Muscle inflammation is exacerbated in Daf1^–/–CD59a^–/– mice. Muscle sections were stained with haematoxylin and eosin to identify inflammatory cell infiltrates. Representative fields for wild-type (a), Daf1^–/– (b), Cd59a^–/– (c) and Daf1^–/–CD59a^–/– (d) mice are shown. Plate (e) is a representative section from Daf1^–/–CD59a^–/– mice treated with anti-C5. Multiple sections were scored as described in Methods and the mean inflammatory score for each animal calculated. Plate (f) shows the summed data for each set in experiment 1; columns represent means of means and lines show standard deviations (n = 5 for each group).

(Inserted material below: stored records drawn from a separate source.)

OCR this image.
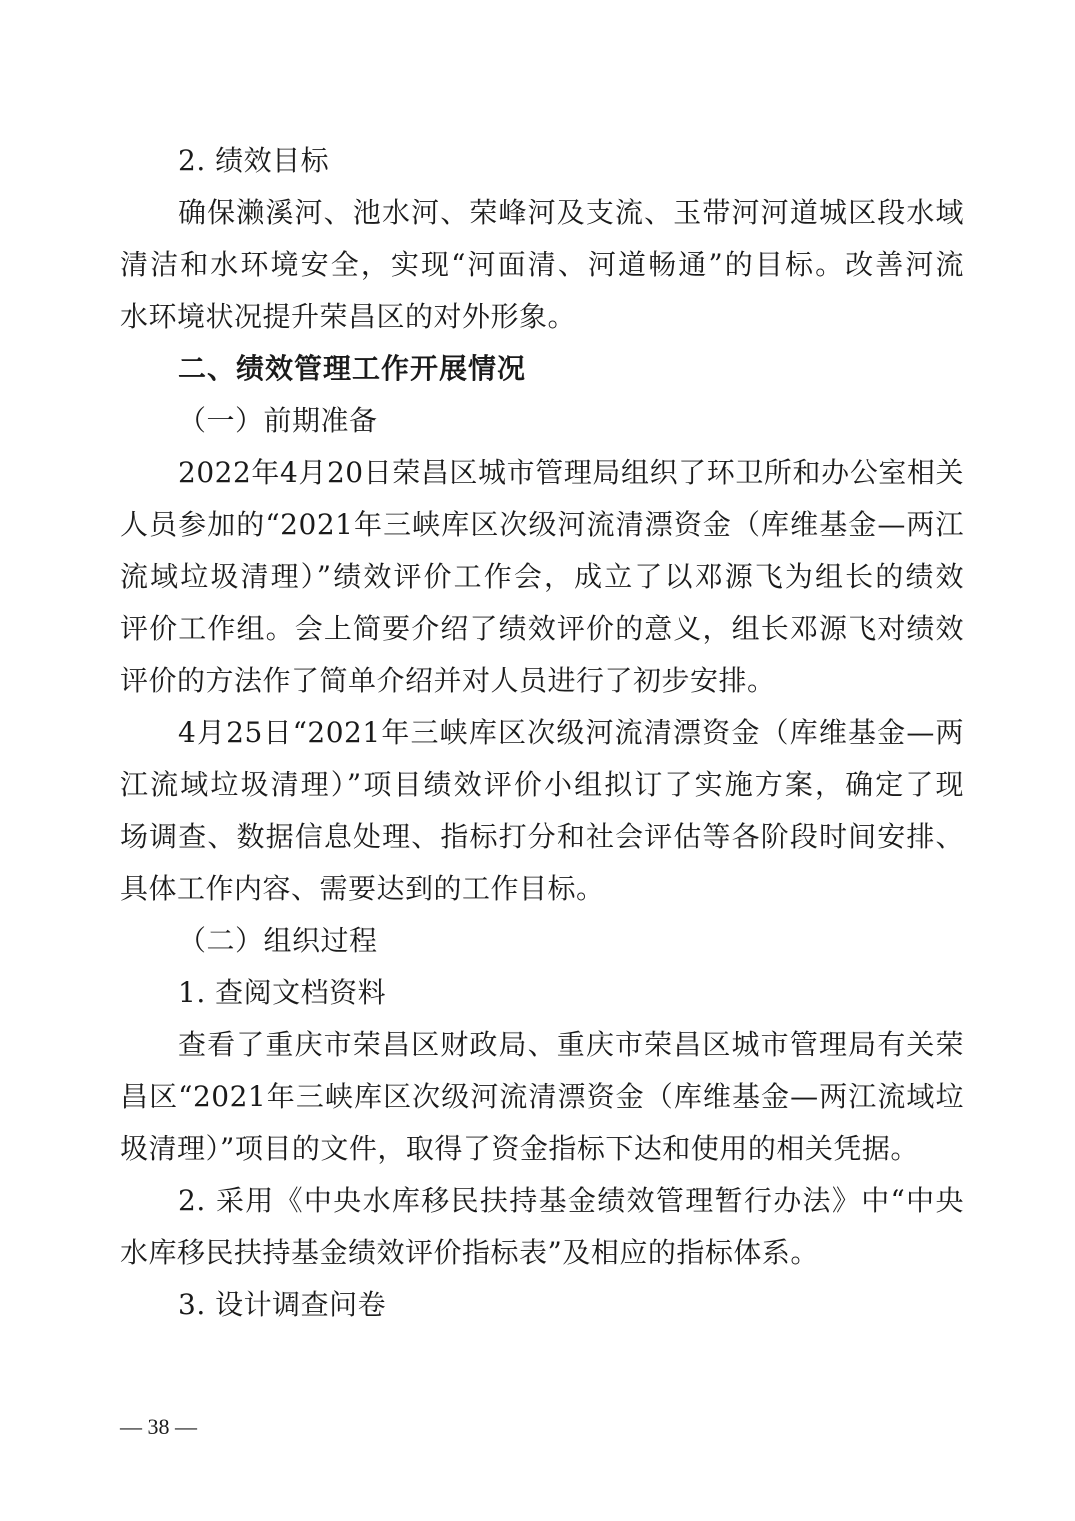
2. 绩效目标
确保濑溪河、池水河、荣峰河及支流、玉带河河道城区段水域
清洁和水环境安全，实现“河面清、河道畅通”的目标。改善河流
水环境状况提升荣昌区的对外形象。
二、绩效管理工作开展情况
（一）前期准备
2022年4月20日荣昌区城市管理局组织了环卫所和办公室相关
人员参加的“2021年三峡库区次级河流清漂资金（库维基金—两江
流域垃圾清理）”绩效评价工作会，成立了以邓源飞为组长的绩效
评价工作组。会上简要介绍了绩效评价的意义，组长邓源飞对绩效
评价的方法作了简单介绍并对人员进行了初步安排。
4月25日“2021年三峡库区次级河流清漂资金（库维基金—两
江流域垃圾清理）”项目绩效评价小组拟订了实施方案，确定了现
场调查、数据信息处理、指标打分和社会评估等各阶段时间安排、
具体工作内容、需要达到的工作目标。
（二）组织过程
1. 查阅文档资料
查看了重庆市荣昌区财政局、重庆市荣昌区城市管理局有关荣
昌区“2021年三峡库区次级河流清漂资金（库维基金—两江流域垃
圾清理）”项目的文件，取得了资金指标下达和使用的相关凭据。
2. 采用《中央水库移民扶持基金绩效管理暂行办法》中“中央
水库移民扶持基金绩效评价指标表”及相应的指标体系。
3. 设计调查问卷
— 38 —
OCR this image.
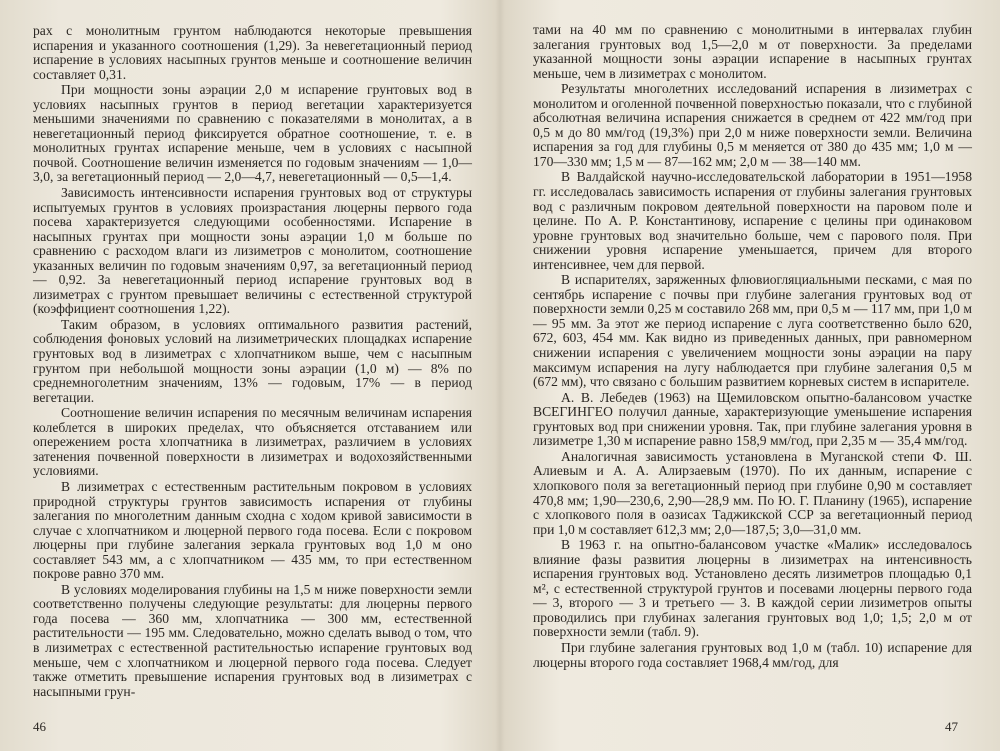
рах с монолитным грунтом наблюдаются некоторые превышения испарения и указанного соотношения (1,29). За невегетационный период испарение в условиях насыпных грунтов меньше и соотношение величин составляет 0,31.

При мощности зоны аэрации 2,0 м испарение грунтовых вод в условиях насыпных грунтов в период вегетации характеризуется меньшими значениями по сравнению с показателями в монолитах, а в невегетационный период фиксируется обратное соотношение, т. е. в монолитных грунтах испарение меньше, чем в условиях с насыпной почвой. Соотношение величин изменяется по годовым значениям — 1,0—3,0, за вегетационный период — 2,0—4,7, невегетационный — 0,5—1,4.

Зависимость интенсивности испарения грунтовых вод от структуры испытуемых грунтов в условиях произрастания люцерны первого года посева характеризуется следующими особенностями. Испарение в насыпных грунтах при мощности зоны аэрации 1,0 м больше по сравнению с расходом влаги из лизиметров с монолитом, соотношение указанных величин по годовым значениям 0,97, за вегетационный период — 0,92. За невегетационный период испарение грунтовых вод в лизиметрах с грунтом превышает величины с естественной структурой (коэффициент соотношения 1,22).

Таким образом, в условиях оптимального развития растений, соблюдения фоновых условий на лизиметрических площадках испарение грунтовых вод в лизиметрах с хлопчатником выше, чем с насыпным грунтом при небольшой мощности зоны аэрации (1,0 м) — 8% по среднемноголетним значениям, 13% — годовым, 17% — в период вегетации.

Соотношение величин испарения по месячным величинам испарения колеблется в широких пределах, что объясняется отставанием или опережением роста хлопчатника в лизиметрах, различием в условиях затенения почвенной поверхности в лизиметрах и водохозяйственными условиями.

В лизиметрах с естественным растительным покровом в условиях природной структуры грунтов зависимость испарения от глубины залегания по многолетним данным сходна с ходом кривой зависимости в случае с хлопчатником и люцерной первого года посева. Если с покровом люцерны при глубине залегания зеркала грунтовых вод 1,0 м оно составляет 543 мм, а с хлопчатником — 435 мм, то при естественном покрове равно 370 мм.

В условиях моделирования глубины на 1,5 м ниже поверхности земли соответственно получены следующие результаты: для люцерны первого года посева — 360 мм, хлопчатника — 300 мм, естественной растительности — 195 мм. Следовательно, можно сделать вывод о том, что в лизиметрах с естественной растительностью испарение грунтовых вод меньше, чем с хлопчатником и люцерной первого года посева. Следует также отметить превышение испарения грунтовых вод в лизиметрах с насыпными грун-

46

тами на 40 мм по сравнению с монолитными в интервалах глубин залегания грунтовых вод 1,5—2,0 м от поверхности. За пределами указанной мощности зоны аэрации испарение в насыпных грунтах меньше, чем в лизиметрах с монолитом.

Результаты многолетних исследований испарения в лизиметрах с монолитом и оголенной почвенной поверхностью показали, что с глубиной абсолютная величина испарения снижается в среднем от 422 мм/год при 0,5 м до 80 мм/год (19,3%) при 2,0 м ниже поверхности земли. Величина испарения за год для глубины 0,5 м меняется от 380 до 435 мм; 1,0 м — 170—330 мм; 1,5 м — 87—162 мм; 2,0 м — 38—140 мм.

В Валдайской научно-исследовательской лаборатории в 1951—1958 гг. исследовалась зависимость испарения от глубины залегания грунтовых вод с различным покровом деятельной поверхности на паровом поле и целине. По А. Р. Константинову, испарение с целины при одинаковом уровне грунтовых вод значительно больше, чем с парового поля. При снижении уровня испарение уменьшается, причем для второго интенсивнее, чем для первой.

В испарителях, заряженных флювиогляциальными песками, с мая по сентябрь испарение с почвы при глубине залегания грунтовых вод от поверхности земли 0,25 м составило 268 мм, при 0,5 м — 117 мм, при 1,0 м — 95 мм. За этот же период испарение с луга соответственно было 620, 672, 603, 454 мм. Как видно из приведенных данных, при равномерном снижении испарения с увеличением мощности зоны аэрации на пару максимум испарения на лугу наблюдается при глубине залегания 0,5 м (672 мм), что связано с большим развитием корневых систем в испарителе.

А. В. Лебедев (1963) на Щемиловском опытно-балансовом участке ВСЕГИНГЕО получил данные, характеризующие уменьшение испарения грунтовых вод при снижении уровня. Так, при глубине залегания уровня в лизиметре 1,30 м испарение равно 158,9 мм/год, при 2,35 м — 35,4 мм/год.

Аналогичная зависимость установлена в Муганской степи Ф. Ш. Алиевым и А. А. Алирзаевым (1970). По их данным, испарение с хлопкового поля за вегетационный период при глубине 0,90 м составляет 470,8 мм; 1,90—230,6, 2,90—28,9 мм. По Ю. Г. Планину (1965), испарение с хлопкового поля в оазисах Таджикской ССР за вегетационный период при 1,0 м составляет 612,3 мм; 2,0—187,5; 3,0—31,0 мм.

В 1963 г. на опытно-балансовом участке «Малик» исследовалось влияние фазы развития люцерны в лизиметрах на интенсивность испарения грунтовых вод. Установлено десять лизиметров площадью 0,1 м², с естественной структурой грунтов и посевами люцерны первого года — 3, второго — 3 и третьего — 3. В каждой серии лизиметров опыты проводились при глубинах залегания грунтовых вод 1,0; 1,5; 2,0 м от поверхности земли (табл. 9).

При глубине залегания грунтовых вод 1,0 м (табл. 10) испарение для люцерны второго года составляет 1968,4 мм/год, для

47
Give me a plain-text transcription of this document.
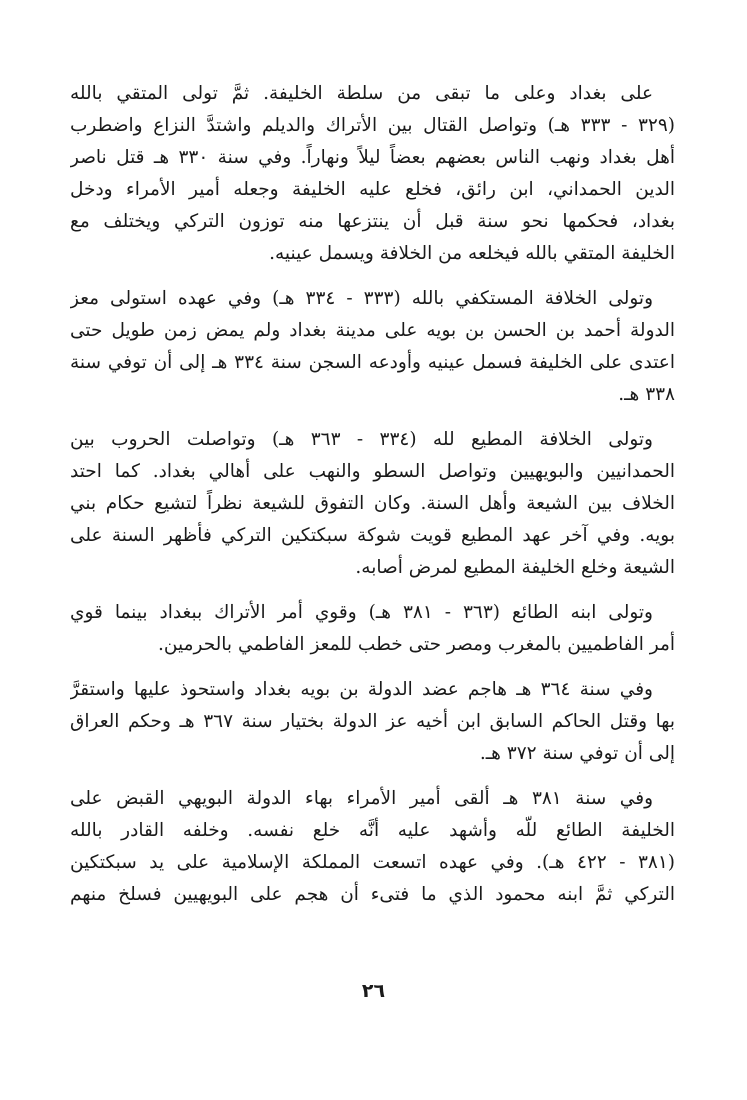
على بغداد وعلى ما تبقى من سلطة الخليفة. ثمَّ تولى المتقي بالله
(٣٢٩ - ٣٣٣ هـ) وتواصل القتال بين الأتراك والديلم واشتدَّ النزاع واضطرب
أهل بغداد ونهب الناس بعضهم بعضاً ليلاً ونهاراً. وفي سنة ٣٣٠ هـ قتل ناصر
الدين الحمداني، ابن رائق، فخلع عليه الخليفة وجعله أمير الأمراء ودخل
بغداد، فحكمها نحو سنة قبل أن ينتزعها منه توزون التركي ويختلف مع
الخليفة المتقي بالله فيخلعه من الخلافة ويسمل عينيه.
وتولى الخلافة المستكفي بالله (٣٣٣ - ٣٣٤ هـ) وفي عهده استولى معز
الدولة أحمد بن الحسن بن بويه على مدينة بغداد ولم يمض زمن طويل حتى
اعتدى على الخليفة فسمل عينيه وأودعه السجن سنة ٣٣٤ هـ إلى أن توفي سنة
٣٣٨ هـ.
وتولى الخلافة المطيع لله (٣٣٤ - ٣٦٣ هـ) وتواصلت الحروب بين
الحمدانيين والبويهيين وتواصل السطو والنهب على أهالي بغداد. كما احتد
الخلاف بين الشيعة وأهل السنة. وكان التفوق للشيعة نظراً لتشيع حكام بني
بويه. وفي آخر عهد المطيع قويت شوكة سبكتكين التركي فأظهر السنة على
الشيعة وخلع الخليفة المطيع لمرض أصابه.
وتولى ابنه الطائع (٣٦٣ - ٣٨١ هـ) وقوي أمر الأتراك ببغداد بينما قوي
أمر الفاطميين بالمغرب ومصر حتى خطب للمعز الفاطمي بالحرمين.
وفي سنة ٣٦٤ هـ هاجم عضد الدولة بن بويه بغداد واستحوذ عليها واستقرَّ
بها وقتل الحاكم السابق ابن أخيه عز الدولة بختيار سنة ٣٦٧ هـ وحكم العراق
إلى أن توفي سنة ٣٧٢ هـ.
وفي سنة ٣٨١ هـ ألقى أمير الأمراء بهاء الدولة البويهي القبض على
الخليفة الطائع للّه وأشهد عليه أنَّه خلع نفسه. وخلفه القادر بالله
(٣٨١ - ٤٢٢ هـ). وفي عهده اتسعت المملكة الإسلامية على يد سبكتكين
التركي ثمَّ ابنه محمود الذي ما فتىء أن هجم على البويهيين فسلخ منهم
٢٦
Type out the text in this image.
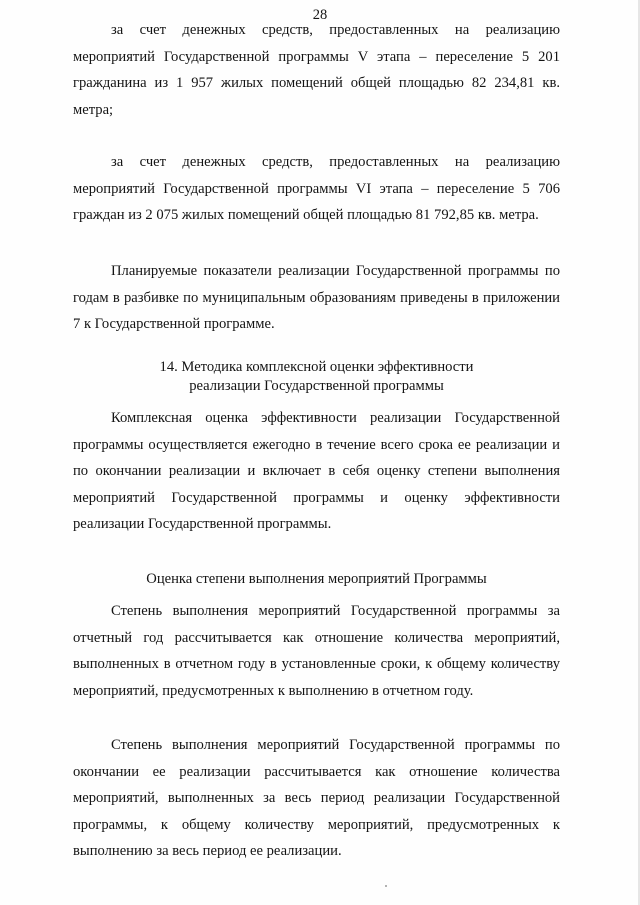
28

за счет денежных средств, предоставленных на реализацию мероприятий Государственной программы V этапа – переселение 5 201 гражданина из 1 957 жилых помещений общей площадью 82 234,81 кв. метра;

за счет денежных средств, предоставленных на реализацию мероприятий Государственной программы VI этапа – переселение 5 706 граждан из 2 075 жилых помещений общей площадью 81 792,85 кв. метра.

Планируемые показатели реализации Государственной программы по годам в разбивке по муниципальным образованиям приведены в приложении 7 к Государственной программе.

14. Методика комплексной оценки эффективности
реализации Государственной программы

Комплексная оценка эффективности реализации Государственной программы осуществляется ежегодно в течение всего срока ее реализации и по окончании реализации и включает в себя оценку степени выполнения мероприятий Государственной программы и оценку эффективности реализации Государственной программы.

Оценка степени выполнения мероприятий Программы

Степень выполнения мероприятий Государственной программы за отчетный год рассчитывается как отношение количества мероприятий, выполненных в отчетном году в установленные сроки, к общему количеству мероприятий, предусмотренных к выполнению в отчетном году.

Степень выполнения мероприятий Государственной программы по окончании ее реализации рассчитывается как отношение количества мероприятий, выполненных за весь период реализации Государственной программы, к общему количеству мероприятий, предусмотренных к выполнению за весь период ее реализации.
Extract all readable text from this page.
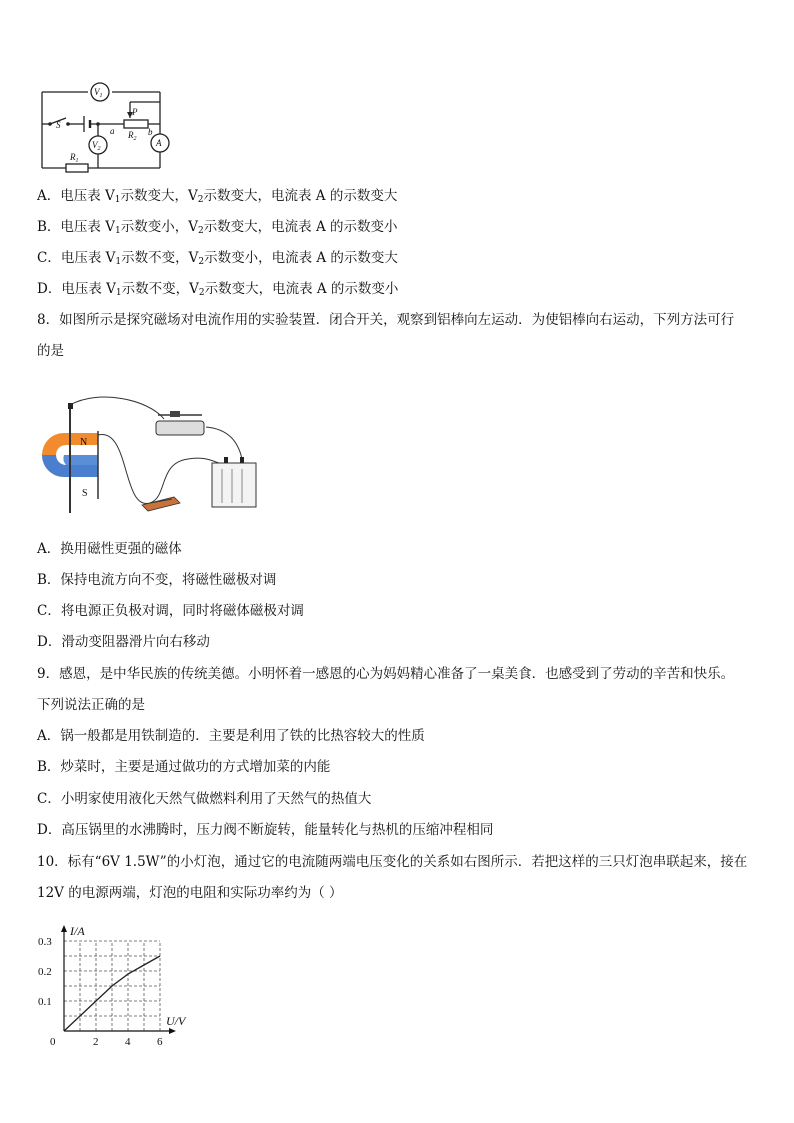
$V_1$
$V_2$
A
P
S
a	b
$R_1$
$R_2$
A．电压表 $V_1$示数变大，$V_2$示数变大，电流表 A 的示数变大
B．电压表 $V_1$示数变小，$V_2$示数变大，电流表 A 的示数变小
C．电压表 $V_1$示数不变，$V_2$示数变小，电流表 A 的示数变大
D．电压表 $V_1$示数不变，$V_2$示数变大，电流表 A 的示数变小
8．如图所示是探究磁场对电流作用的实验装置．闭合开关，观察到铝棒向左运动．为使铝棒向右运动，下列方法可行
的是
N
S
A．换用磁性更强的磁体
B．保持电流方向不变，将磁性磁极对调
C．将电源正负极对调，同时将磁体磁极对调
D．滑动变阻器滑片向右移动
9．感恩，是中华民族的传统美德。小明怀着一感恩的心为妈妈精心准备了一桌美食．也感受到了劳动的辛苦和快乐。
下列说法正确的是
A．锅一般都是用铁制造的．主要是利用了铁的比热容较大的性质
B．炒菜时，主要是通过做功的方式增加菜的内能
C．小明家使用液化天然气做燃料利用了天然气的热值大
D．高压锅里的水沸腾时，压力阀不断旋转，能量转化与热机的压缩冲程相同
10．标有“6V 1.5W”的小灯泡，通过它的电流随两端电压变化的关系如右图所示．若把这样的三只灯泡串联起来，接在
12V 的电源两端，灯泡的电阻和实际功率约为（ ）
2 4 6
0.1
0.2
0.3
I/A
U/V
0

Plate (g) shows summed data for experiment 2 represented on the same scale as (f). For experiment 2, only four animals were analysed per group because of technical difficulties that rendered tissue from one animal unusable in the study. Here, too, columns represent means and lines show standard deviations. Magnification × 100. *P < 0·05; **P < 0·01.